The Zero-Waste Philosophy of Sandige
Before 'zero-waste' became a global trend, it was a way of life in countless Indian households. Grandmothers were the original masters of thrift, ensuring not a single grain was wasted. Sandige, also known as vadam or fryums in different parts of the country,
is a perfect embodiment of this philosophy. These are sun-dried fritters, traditionally made in large batches during the summer months and stored for the entire year. By using leftover cooked rice, you are not just making a snack; you are participating in a long-standing tradition of resourcefulness and respect for food. It’s a simple, effective way to reduce your kitchen waste and save money on store-bought snacks, all while creating something genuinely delicious.
What You Will Need
The beauty of this recipe lies in its simplicity. You don't need fancy equipment or exotic ingredients. Here's a basic list to get you started:
* **Leftover Cooked Rice:** About 2 cups. Any plain, unseasoned variety like Sona Masuri or basmati works well. The rice should be soft-cooked, not al dente.
* **Water:** As needed, to achieve the right consistency.
* **Salt:** To taste.
* **Spices:** This is where you can get creative. A classic combination includes 1 teaspoon of cumin seeds (jeera) and 2-3 green or red chillies, finely chopped or ground to a paste.
* **Asafoetida (Hing):** A pinch, for that authentic flavour and to aid digestion.
* **Optional Additions:** You can also add sesame seeds, chopped curry leaves, or a squeeze of lime juice for extra flavour.
Step-by-Step Guide to Making Rice Sandige
Follow these steps to transform your leftover rice into a crunchy delight.
**1. Prepare the Batter:** Take your leftover cooked rice in a blender jar. Add the chillies, salt, asafoetida, and a little water (start with about 1/4 cup). Blend everything into a smooth, thick paste. The consistency should be like a thick dosa batter—pourable but not runny. If it’s too thick, add a tablespoon of water at a time until you reach the desired texture. Transfer the batter to a bowl and stir in the cumin seeds.

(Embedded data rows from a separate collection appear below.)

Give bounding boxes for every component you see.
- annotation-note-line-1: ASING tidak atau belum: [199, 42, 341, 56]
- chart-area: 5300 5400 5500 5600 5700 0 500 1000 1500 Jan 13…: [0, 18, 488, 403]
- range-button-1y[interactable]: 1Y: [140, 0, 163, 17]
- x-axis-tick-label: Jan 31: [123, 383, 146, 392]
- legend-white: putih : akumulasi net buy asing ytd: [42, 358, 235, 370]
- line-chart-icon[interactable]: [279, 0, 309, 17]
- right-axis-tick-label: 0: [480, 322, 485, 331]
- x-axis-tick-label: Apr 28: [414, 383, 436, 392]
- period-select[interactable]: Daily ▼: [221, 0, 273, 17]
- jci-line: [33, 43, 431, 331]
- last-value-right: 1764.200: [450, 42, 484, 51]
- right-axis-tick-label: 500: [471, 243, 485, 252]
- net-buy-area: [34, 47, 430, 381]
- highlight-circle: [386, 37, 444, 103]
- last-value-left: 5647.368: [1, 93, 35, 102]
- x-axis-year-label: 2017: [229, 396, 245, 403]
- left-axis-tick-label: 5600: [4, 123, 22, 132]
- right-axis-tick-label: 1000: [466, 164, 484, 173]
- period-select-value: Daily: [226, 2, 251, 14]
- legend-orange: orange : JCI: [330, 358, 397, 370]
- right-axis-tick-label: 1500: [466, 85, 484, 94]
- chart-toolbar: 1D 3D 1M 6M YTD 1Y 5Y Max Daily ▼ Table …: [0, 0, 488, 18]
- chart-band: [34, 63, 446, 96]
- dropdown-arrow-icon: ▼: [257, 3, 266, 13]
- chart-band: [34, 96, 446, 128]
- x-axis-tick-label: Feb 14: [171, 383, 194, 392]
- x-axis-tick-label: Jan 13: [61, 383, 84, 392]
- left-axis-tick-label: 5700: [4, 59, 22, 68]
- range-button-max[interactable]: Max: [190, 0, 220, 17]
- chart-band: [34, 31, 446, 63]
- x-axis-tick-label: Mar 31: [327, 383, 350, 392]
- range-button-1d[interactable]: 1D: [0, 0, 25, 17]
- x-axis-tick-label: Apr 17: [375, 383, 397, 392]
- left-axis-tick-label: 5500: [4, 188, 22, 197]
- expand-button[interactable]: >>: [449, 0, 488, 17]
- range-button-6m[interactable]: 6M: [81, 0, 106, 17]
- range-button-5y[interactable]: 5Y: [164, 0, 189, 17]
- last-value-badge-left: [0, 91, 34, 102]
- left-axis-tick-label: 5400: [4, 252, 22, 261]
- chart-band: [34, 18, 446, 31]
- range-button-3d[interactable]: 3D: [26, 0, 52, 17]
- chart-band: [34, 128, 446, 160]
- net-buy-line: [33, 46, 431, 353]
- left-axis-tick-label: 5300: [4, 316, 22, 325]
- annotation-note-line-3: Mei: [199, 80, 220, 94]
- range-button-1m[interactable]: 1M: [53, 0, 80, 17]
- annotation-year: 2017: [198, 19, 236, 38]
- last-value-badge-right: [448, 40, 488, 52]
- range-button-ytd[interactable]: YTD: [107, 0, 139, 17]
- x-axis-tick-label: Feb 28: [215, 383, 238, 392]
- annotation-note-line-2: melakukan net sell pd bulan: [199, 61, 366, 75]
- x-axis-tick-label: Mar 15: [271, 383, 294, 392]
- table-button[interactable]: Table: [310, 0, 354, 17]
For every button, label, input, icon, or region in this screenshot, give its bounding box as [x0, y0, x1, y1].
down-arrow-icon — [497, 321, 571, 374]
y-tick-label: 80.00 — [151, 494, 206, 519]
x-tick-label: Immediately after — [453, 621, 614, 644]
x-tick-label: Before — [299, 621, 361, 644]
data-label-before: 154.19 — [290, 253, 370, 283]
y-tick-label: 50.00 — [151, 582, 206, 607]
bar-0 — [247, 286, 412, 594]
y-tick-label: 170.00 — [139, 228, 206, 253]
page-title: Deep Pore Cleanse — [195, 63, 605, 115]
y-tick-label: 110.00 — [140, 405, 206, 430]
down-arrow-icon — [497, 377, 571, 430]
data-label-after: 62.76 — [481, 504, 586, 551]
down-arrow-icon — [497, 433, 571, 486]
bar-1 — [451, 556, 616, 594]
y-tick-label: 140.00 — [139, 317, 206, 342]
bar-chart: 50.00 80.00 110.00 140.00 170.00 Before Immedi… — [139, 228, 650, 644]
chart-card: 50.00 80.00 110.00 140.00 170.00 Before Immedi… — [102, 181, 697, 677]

**2. Shape the Sandige:** This is the fun part. Traditionally, this is done on a clean cotton cloth or a plastic sheet laid out in the sun. Take a spoonful of the batter and pour small, coin-sized circles onto the sheet, leaving a little space between each one. You can also use a piping bag or a ziplock bag with a corner snipped off for more uniform shapes. Keep them small and thin, as this helps them dry faster and puff up better when fried.
**3. The Drying Process:** Drying is the most critical step. The traditional method is sun-drying. Place the sheet under direct, strong sunlight for 2-3 days, or until the sandige are completely dry, brittle, and peel off the sheet easily. If you don't have access to strong sunlight, you can use your oven. Set it to the lowest possible temperature (around 50-70°C) and place the sandige on a baking tray lined with parchment paper. Leave the oven door slightly ajar to allow moisture to escape and bake for several hours until completely dehydrated.
Frying and Storing Your Creation
Once your sandige are bone-dry, they are ready for storage or frying. Heat oil in a kadai or pan over medium-high heat. To test if the oil is ready, drop a small piece of sandige in; it should sizzle and puff up immediately. Fry a few sandige at a time for just 2-3 seconds until they expand and turn a light golden brown. Don't overcrowd the pan. Quickly remove them with a slotted spoon and place them on a paper towel to drain excess oil.
For storage, keep the sun-dried, uncooked sandige in an airtight container. If stored correctly in a cool, dry place, they can last for over a year, giving you a ready supply of a homemade, preservative-free snack whenever you crave it.